Getting older
Getting older is about dropping stupid hangups and finding new things to be afraid of.
Getting older is about bluffing everyone, even yourself, into thinking you are smart enough. And learning that's what everyone else is doing.
Getting older is about seeing more people as young.
Getting older is about more people looking up to you.
Getting older is about trying Love again even when you can't know it will be forever.
Getting older is about looking back and thinking you were so silly THEN.
Eeehhhh, life is pretty darn good right now. But it's getting near the fool moon and sometimes that makes me feel a little wonky and contemplative.

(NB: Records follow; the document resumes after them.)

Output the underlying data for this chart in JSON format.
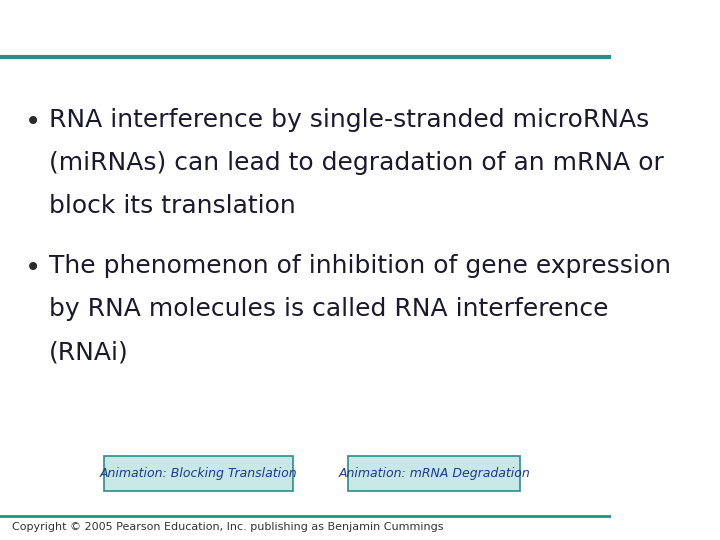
{
  "background_color": "#ffffff",
  "top_line_color": "#2E8B8B",
  "bottom_line_color": "#2E8B8B",
  "bullet1_line1": "RNA interference by single-stranded microRNAs",
  "bullet1_line2": "(miRNAs) can lead to degradation of an mRNA or",
  "bullet1_line3": "block its translation",
  "bullet2_line1": "The phenomenon of inhibition of gene expression",
  "bullet2_line2": "by RNA molecules is called RNA interference",
  "bullet2_line3": "(RNAi)",
  "text_color": "#1a1a2e",
  "bullet_color": "#2a2a2a",
  "font_size": 18,
  "button1_text": "Animation: Blocking Translation",
  "button2_text": "Animation: mRNA Degradation",
  "button_text_color": "#1a3a8a",
  "button_bg_color": "#c8e8e8",
  "button_border_color": "#2E8B8B",
  "copyright_text": "Copyright © 2005 Pearson Education, Inc. publishing as Benjamin Cummings",
  "copyright_color": "#333333",
  "copyright_fontsize": 8
}
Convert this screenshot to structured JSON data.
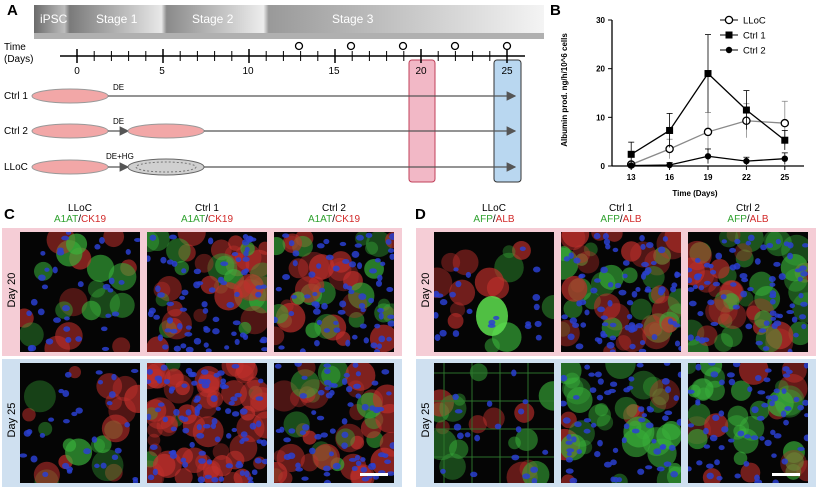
{
  "panel_letters": {
    "a": "A",
    "b": "B",
    "c": "C",
    "d": "D"
  },
  "timeline": {
    "stages": [
      "iPSC",
      "Stage 1",
      "Stage 2",
      "Stage 3"
    ],
    "time_label_line1": "Time",
    "time_label_line2": "(Days)",
    "ticks": [
      "0",
      "5",
      "10",
      "15",
      "20",
      "25"
    ],
    "highlight_days": [
      "20",
      "25"
    ],
    "rows": [
      {
        "name": "Ctrl 1",
        "step": "DE"
      },
      {
        "name": "Ctrl 2",
        "step": "DE"
      },
      {
        "name": "LLoC",
        "step": "DE+HG"
      }
    ],
    "colors": {
      "highlight20": "#f2b8c6",
      "highlight25": "#b9d7f0",
      "dish": "#f2a7a7"
    }
  },
  "panel_c": {
    "columns": [
      {
        "name": "LLoC",
        "m1": "A1AT",
        "sep": "/",
        "m2": "CK19"
      },
      {
        "name": "Ctrl 1",
        "m1": "A1AT",
        "sep": "/",
        "m2": "CK19"
      },
      {
        "name": "Ctrl 2",
        "m1": "A1AT",
        "sep": "/",
        "m2": "CK19"
      }
    ],
    "rows": [
      "Day 20",
      "Day 25"
    ]
  },
  "panel_d": {
    "columns": [
      {
        "name": "LLoC",
        "m1": "AFP",
        "sep": "/",
        "m2": "ALB"
      },
      {
        "name": "Ctrl 1",
        "m1": "AFP",
        "sep": "/",
        "m2": "ALB"
      },
      {
        "name": "Ctrl 2",
        "m1": "AFP",
        "sep": "/",
        "m2": "ALB"
      }
    ],
    "rows": [
      "Day 20",
      "Day 25"
    ]
  },
  "chart_data": {
    "type": "line",
    "x": [
      13,
      16,
      19,
      22,
      25
    ],
    "xlabel": "Time (Days)",
    "ylabel": "Albumin prod. ng/h/10^6 cells",
    "ylim": [
      0,
      30
    ],
    "yticks": [
      0,
      10,
      20,
      30
    ],
    "legend_position": "top-right",
    "series": [
      {
        "name": "LLoC",
        "marker": "open-circle",
        "values": [
          0.3,
          3.5,
          7.0,
          9.3,
          8.8
        ],
        "errors": [
          0.5,
          2.0,
          4.0,
          3.5,
          4.5
        ]
      },
      {
        "name": "Ctrl 1",
        "marker": "square",
        "values": [
          2.4,
          7.3,
          19.0,
          11.5,
          5.3
        ],
        "errors": [
          2.5,
          3.5,
          8.0,
          4.0,
          2.0
        ]
      },
      {
        "name": "Ctrl 2",
        "marker": "filled-circle",
        "values": [
          0.1,
          0.2,
          2.0,
          1.0,
          1.5
        ],
        "errors": [
          0.3,
          0.5,
          1.5,
          0.8,
          1.2
        ]
      }
    ]
  }
}
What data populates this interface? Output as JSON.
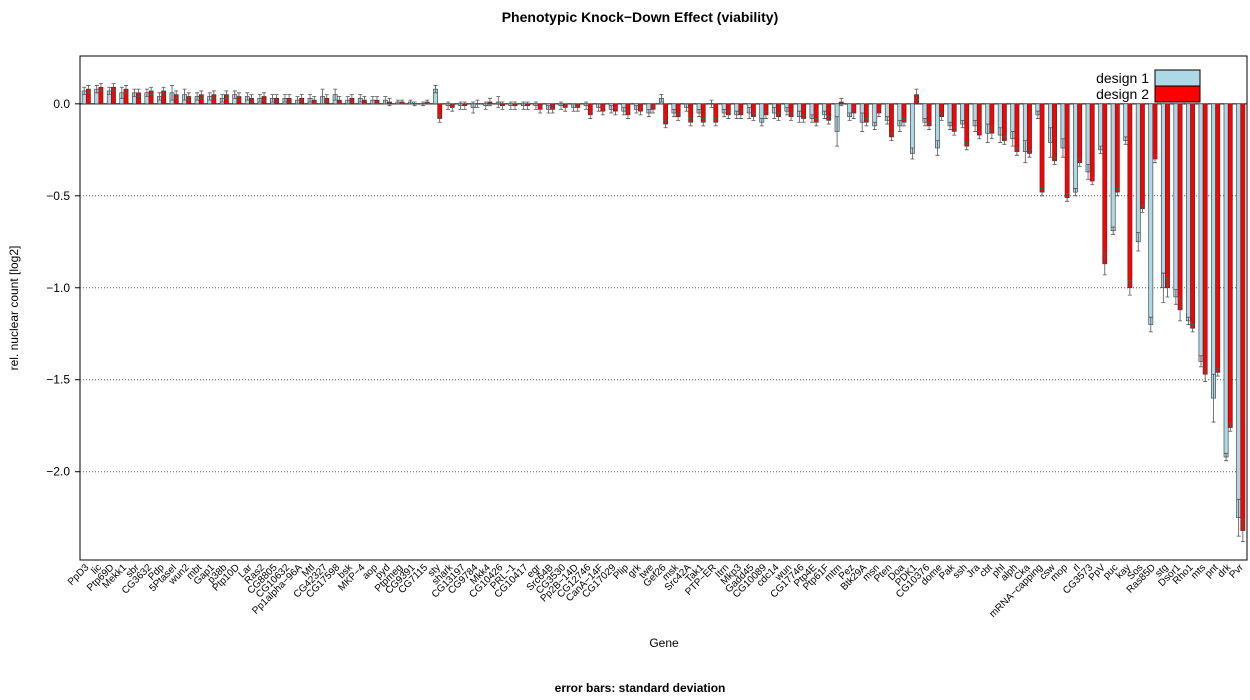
{
  "chart_data": {
    "type": "bar",
    "title": "Phenotypic Knock−Down Effect (viability)",
    "subtitle": "error bars: standard deviation",
    "x_label": "Gene",
    "y_label": "rel. nuclear count [log2]",
    "categories": [
      "PpD3",
      "lic",
      "Ptp69D",
      "Mekk1",
      "sbr",
      "CG3632",
      "Pdp",
      "5PtaseI",
      "wun2",
      "mbt",
      "Gap1",
      "p38b",
      "Ptp10D",
      "Lar",
      "Ras2",
      "CG8805",
      "CG10632",
      "Pp1alpha−96A",
      "Mtl",
      "CG42327",
      "CG17598",
      "bsk",
      "MKP−4",
      "aop",
      "pyd",
      "Ptpmeg",
      "CG9391",
      "CG7115",
      "sty",
      "shark",
      "CG13197",
      "CG9784",
      "Mkk4",
      "CG10426",
      "PRL−1",
      "CG10417",
      "egr",
      "Src64B",
      "CG3530",
      "Pp2B−14D",
      "CG12746",
      "CanA−14F",
      "CG17029",
      "Plip",
      "grk",
      "twe",
      "Gef26",
      "msk",
      "Src42A",
      "Tak1",
      "PTP−ER",
      "Itrn",
      "Mkp3",
      "Gadd45",
      "CG10089",
      "cdc14",
      "wun",
      "CG17746",
      "Ptp4E",
      "Ptp61F",
      "mtm",
      "Pez",
      "Btk29A",
      "msn",
      "Pten",
      "Doa",
      "PDK1",
      "CG10376",
      "dome",
      "Pak",
      "ssh",
      "Jra",
      "cbt",
      "phl",
      "alph",
      "Cka",
      "mRNA−capping",
      "csw",
      "mop",
      "rl",
      "CG3573",
      "PpV",
      "puc",
      "kay",
      "Sos",
      "Ras85D",
      "stg",
      "Dsor1",
      "Rho1",
      "mts",
      "pnt",
      "drk",
      "Pvr"
    ],
    "series": [
      {
        "name": "design 1",
        "color": "#add8e6",
        "values": [
          0.07,
          0.08,
          0.07,
          0.06,
          0.06,
          0.06,
          0.04,
          0.06,
          0.05,
          0.04,
          0.04,
          0.03,
          0.05,
          0.04,
          0.03,
          0.03,
          0.03,
          0.02,
          0.03,
          0.04,
          0.05,
          0.02,
          0.03,
          0.02,
          0.02,
          0.01,
          0.01,
          0,
          0.08,
          -0.01,
          -0.01,
          -0.02,
          -0.01,
          0.01,
          -0.01,
          -0.01,
          -0.01,
          -0.03,
          -0.01,
          -0.02,
          -0.01,
          -0.02,
          -0.03,
          -0.04,
          -0.03,
          -0.05,
          0.03,
          -0.05,
          -0.02,
          -0.05,
          0,
          -0.05,
          -0.06,
          -0.05,
          -0.1,
          -0.05,
          -0.04,
          -0.07,
          -0.08,
          -0.06,
          -0.15,
          -0.07,
          -0.1,
          -0.12,
          -0.09,
          -0.12,
          -0.27,
          -0.1,
          -0.24,
          -0.12,
          -0.11,
          -0.12,
          -0.16,
          -0.17,
          -0.19,
          -0.26,
          -0.06,
          -0.21,
          -0.24,
          -0.48,
          -0.37,
          -0.25,
          -0.69,
          -0.2,
          -0.75,
          -1.2,
          -1,
          -1.05,
          -1.18,
          -1.4,
          -1.6,
          -1.92,
          -2.25
        ],
        "errors": [
          0.02,
          0.02,
          0.02,
          0.03,
          0.02,
          0.02,
          0.02,
          0.04,
          0.03,
          0.02,
          0.02,
          0.02,
          0.02,
          0.02,
          0.02,
          0.02,
          0.02,
          0.02,
          0.02,
          0.04,
          0.03,
          0.02,
          0.02,
          0.02,
          0.02,
          0.01,
          0.01,
          0.01,
          0.02,
          0.02,
          0.02,
          0.03,
          0.02,
          0.03,
          0.02,
          0.02,
          0.02,
          0.02,
          0.02,
          0.02,
          0.02,
          0.02,
          0.02,
          0.02,
          0.02,
          0.02,
          0.02,
          0.02,
          0.02,
          0.02,
          0.02,
          0.02,
          0.02,
          0.03,
          0.02,
          0.03,
          0.02,
          0.03,
          0.02,
          0.02,
          0.08,
          0.02,
          0.05,
          0.02,
          0.02,
          0.03,
          0.03,
          0.02,
          0.04,
          0.02,
          0.02,
          0.03,
          0.05,
          0.04,
          0.04,
          0.06,
          0.02,
          0.08,
          0.05,
          0.02,
          0.04,
          0.02,
          0.02,
          0.02,
          0.05,
          0.04,
          0.08,
          0.04,
          0.02,
          0.03,
          0.13,
          0.02,
          0.1
        ]
      },
      {
        "name": "design 2",
        "color": "#ff0000",
        "values": [
          0.08,
          0.09,
          0.09,
          0.08,
          0.06,
          0.07,
          0.07,
          0.05,
          0.04,
          0.05,
          0.05,
          0.05,
          0.04,
          0.03,
          0.04,
          0.03,
          0.03,
          0.03,
          0.02,
          0.03,
          0.02,
          0.03,
          0.02,
          0.02,
          0.01,
          0.01,
          0,
          0.01,
          -0.08,
          -0.02,
          -0.01,
          0,
          0.01,
          -0.01,
          -0.01,
          -0.01,
          -0.03,
          -0.03,
          -0.02,
          -0.02,
          -0.06,
          -0.04,
          -0.04,
          -0.06,
          -0.04,
          -0.03,
          -0.11,
          -0.07,
          -0.1,
          -0.1,
          -0.1,
          -0.06,
          -0.06,
          -0.07,
          -0.06,
          -0.07,
          -0.07,
          -0.08,
          -0.1,
          -0.09,
          0.01,
          -0.05,
          -0.1,
          -0.05,
          -0.18,
          -0.1,
          0.05,
          -0.12,
          -0.07,
          -0.15,
          -0.23,
          -0.17,
          -0.16,
          -0.2,
          -0.26,
          -0.27,
          -0.48,
          -0.31,
          -0.51,
          -0.32,
          -0.42,
          -0.87,
          -0.48,
          -1,
          -0.57,
          -0.3,
          -1,
          -1.12,
          -1.22,
          -1.47,
          -1.46,
          -1.76,
          -2.32
        ],
        "errors": [
          0.02,
          0.02,
          0.02,
          0.02,
          0.02,
          0.02,
          0.02,
          0.02,
          0.02,
          0.02,
          0.02,
          0.02,
          0.02,
          0.02,
          0.02,
          0.02,
          0.02,
          0.02,
          0.02,
          0.02,
          0.02,
          0.02,
          0.02,
          0.02,
          0.02,
          0.01,
          0.01,
          0.01,
          0.02,
          0.02,
          0.02,
          0.02,
          0.02,
          0.02,
          0.02,
          0.02,
          0.02,
          0.02,
          0.02,
          0.02,
          0.02,
          0.02,
          0.02,
          0.02,
          0.02,
          0.02,
          0.02,
          0.02,
          0.02,
          0.02,
          0.02,
          0.02,
          0.02,
          0.02,
          0.02,
          0.02,
          0.02,
          0.02,
          0.02,
          0.02,
          0.02,
          0.03,
          0.02,
          0.02,
          0.02,
          0.02,
          0.03,
          0.02,
          0.02,
          0.02,
          0.02,
          0.02,
          0.03,
          0.02,
          0.02,
          0.02,
          0.02,
          0.02,
          0.02,
          0.02,
          0.02,
          0.06,
          0.02,
          0.04,
          0.02,
          0.02,
          0.05,
          0.06,
          0.02,
          0.04,
          0.02,
          0.02,
          0.06
        ]
      }
    ],
    "ylim": [
      -2.48,
      0.26
    ],
    "yticks": [
      {
        "value": -2,
        "label": "−2.0"
      },
      {
        "value": -1.5,
        "label": "−1.5"
      },
      {
        "value": -1,
        "label": "−1.0"
      },
      {
        "value": -0.5,
        "label": "−0.5"
      },
      {
        "value": 0,
        "label": "0.0"
      }
    ],
    "grid": true,
    "legend": "top-right"
  }
}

I think I'm really starting to live, as cliche as that sounds. Getting older, but I know 23 doesn't count as old. It's this newfound sense of ownership in my life that I'm digging. But of course, the happier and less-tortured I get the less artistic anything I type feels.
Lately I've had ocean fever and a touch of baby fever. Not want-to-have-a-baby fever, mind you. The wife of one of my labmates is due ANY DAY now. And I just find myself beyond excited for them, which is easy for ME to say since my life will change very little, and theirs so much. The ocean fever is this ever-growing craving for the beach. In my gut it grinds away and it's all I can do to keep the daydreams of me lazing about on a towel with the smell of sunscreen and sounds of the waves. . .
I'm so busy that the days fly by and the lecture courses are fraught with daydreams.
I handed back my first graded lab report for the lab I T.A. It was hard to have to give some poor grades. I can't define how being a T.A. and grading their work has changed me, aged me. But it has.